Canal+ : Pierre Ménès sait pourquoi il a dérapé

Canal+/ CFC

Pierre Ménès ne participera pas au dernier Canal Fooball Club de la saison 2020-2021, le consultant football ayant décidé de se mettre au repos depuis les révélations sur son comportement.

Le championnat de Ligue 1 se terminera dimanche soir vers 23 heures, et si Canal+ peut s’attendre à une audience record compte tenu des enjeux, la chaîne cryptée ne pourra pas compter sur les punchlines de Pierre Ménès. La diffusion du documentaire de Marie Portolano en mars dernier, et la polémique engendrée par l’attitude du sniper footballistique avec certaines journalistes ont poussé Pierre Ménès à se mettre à l’écart avec l’accord de Canal+ où une enquête interne a été déclenchée. Exit les petites phrases assassines du consultant sur certains joueurs ou dirigeants, PM se tient loin du football et même des réseaux sociaux, même s’il revient très rarement sur Twitter ou Facebook. Mais via une chaîne de santé, l’homme aux 2,5 millions de followers a fait quelques confidences.
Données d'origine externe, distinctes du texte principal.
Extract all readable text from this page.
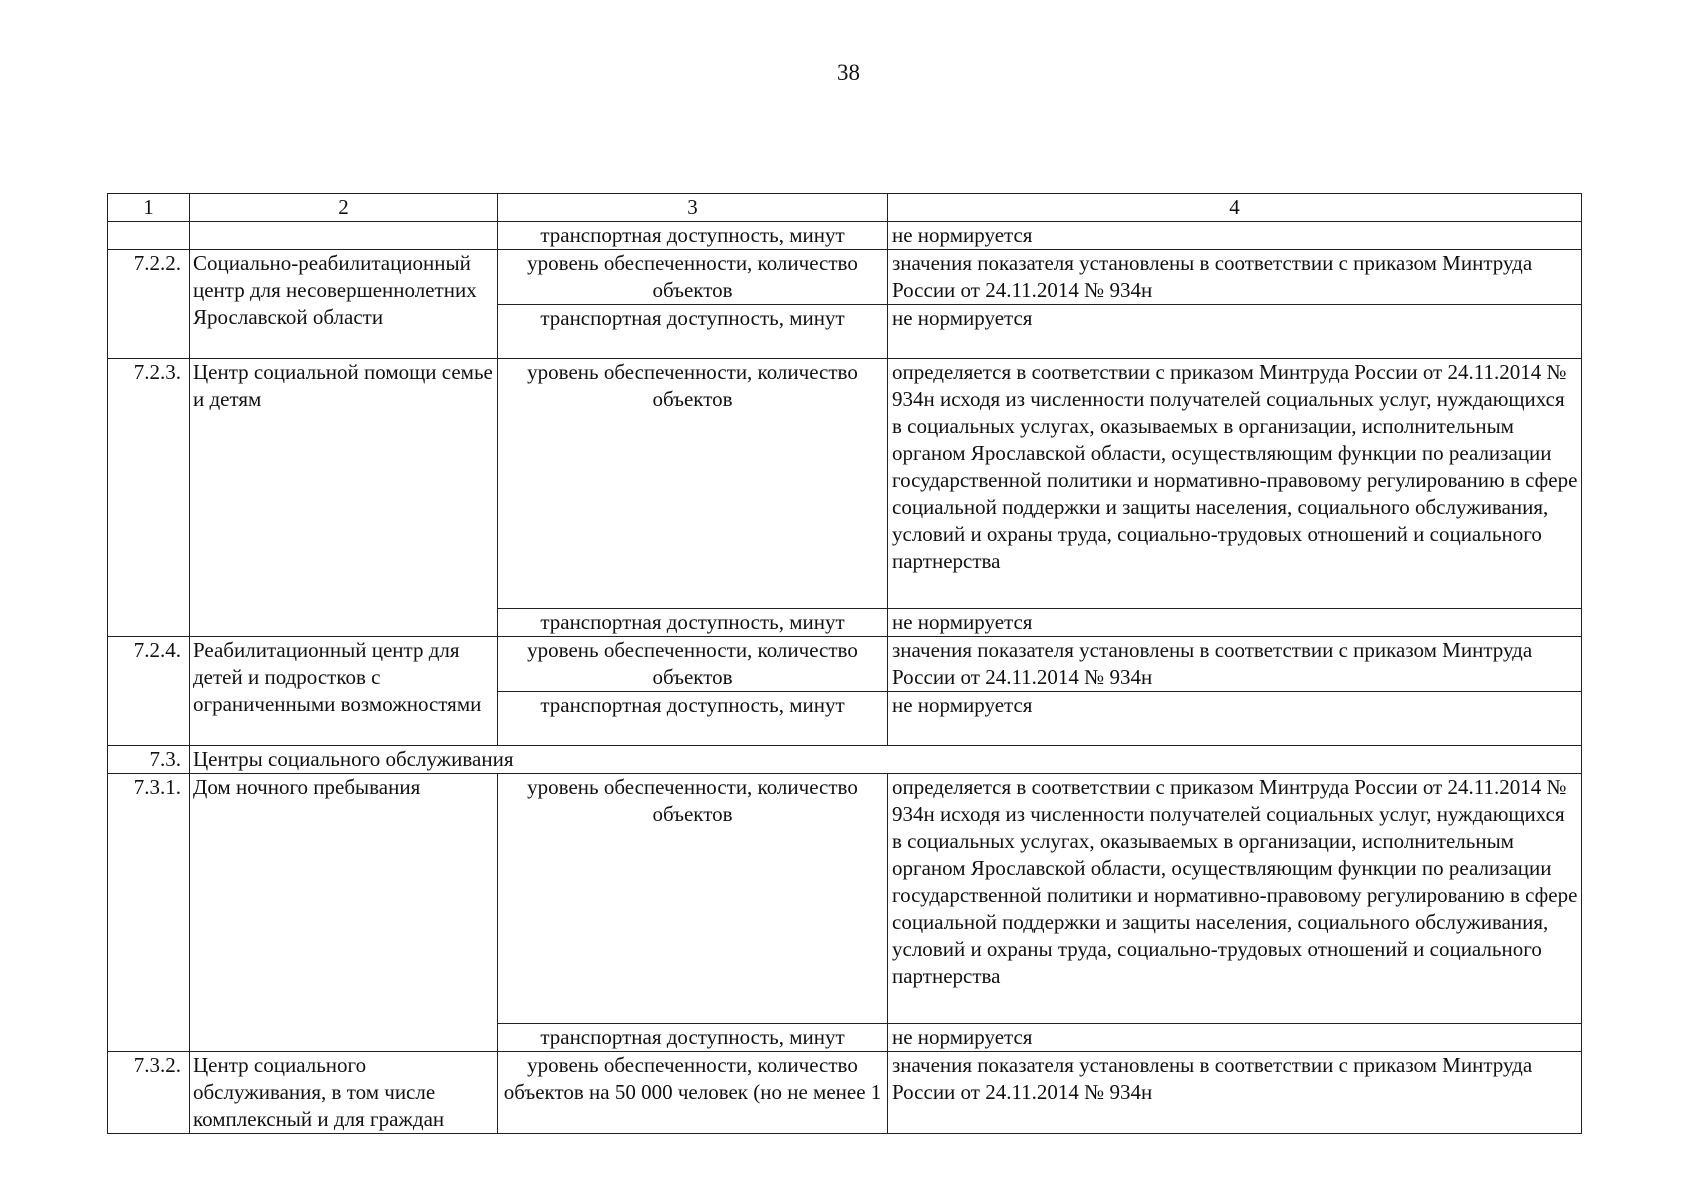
38
1	2	3	4
		транспортная доступность, минут	не нормируется
7.2.2.	Социально-реабилитационный центр для несовершеннолетних Ярославской области	уровень обеспеченности, количество объектов	значения показателя установлены в соответствии с приказом Минтруда России от 24.11.2014 № 934н
		транспортная доступность, минут	не нормируется
7.2.3.	Центр социальной помощи семье и детям	уровень обеспеченности, количество объектов	определяется в соответствии с приказом Минтруда России от 24.11.2014 № 934н исходя из численности получателей социальных услуг, нуждающихся в социальных услугах, оказываемых в организации, исполнительным органом Ярославской области, осуществляющим функции по реализации государственной политики и нормативно-правовому регулированию в сфере социальной поддержки и защиты населения, социального обслуживания, условий и охраны труда, социально-трудовых отношений и социального партнерства
		транспортная доступность, минут	не нормируется
7.2.4.	Реабилитационный центр для детей и подростков с ограниченными возможностями	уровень обеспеченности, количество объектов	значения показателя установлены в соответствии с приказом Минтруда России от 24.11.2014 № 934н
		транспортная доступность, минут	не нормируется
7.3.	Центры социального обслуживания		
7.3.1.	Дом ночного пребывания	уровень обеспеченности, количество объектов	определяется в соответствии с приказом Минтруда России от 24.11.2014 № 934н исходя из численности получателей социальных услуг, нуждающихся в социальных услугах, оказываемых в организации, исполнительным органом Ярославской области, осуществляющим функции по реализации государственной политики и нормативно-правовому регулированию в сфере социальной поддержки и защиты населения, социального обслуживания, условий и охраны труда, социально-трудовых отношений и социального партнерства
		транспортная доступность, минут	не нормируется
7.3.2.	Центр социального обслуживания, в том числе комплексный и для граждан	уровень обеспеченности, количество объектов на 50 000 человек (но не менее 1	значения показателя установлены в соответствии с приказом Минтруда России от 24.11.2014 № 934н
Pierre Ménès le sait, son attitude vis-à-vis de Marie Portolano et d’Isabelle Moreau n’a pas été bonne. Mais le consultant de C+ estime que jamais il n’a voulu « agresser » les deux journalistes, et que tout cela est probablement le fruit de sa nature profonde. « C’est vrai que je pense être dans le privé quelqu'un de gentil et d'affectueux. Certainement trop affectueux et trop tactile, je le reconnais volontiers, mais c'est ma nature profonde. C’est peut-être ça qui m'a « auto-autorisé » certains gestes qui peuvent aujourd'hui paraître déplacés. Mais je suis comme ça au plus profond de moi même : affectueux, câlin, tactile, chaleureux, sensible et facilement émotif. Je reconnais mes erreurs, mais je ne m'accable pas, je sais quelle est ma nature profonde », a confié Pierre Ménès, qui la semaine passée avait reçu le soutien indirect de Marie Portolano, la journaliste désormais sur M6 ayant reconnu que cette « chasse à l’homme » contre son ancien collègue n’était pas logique.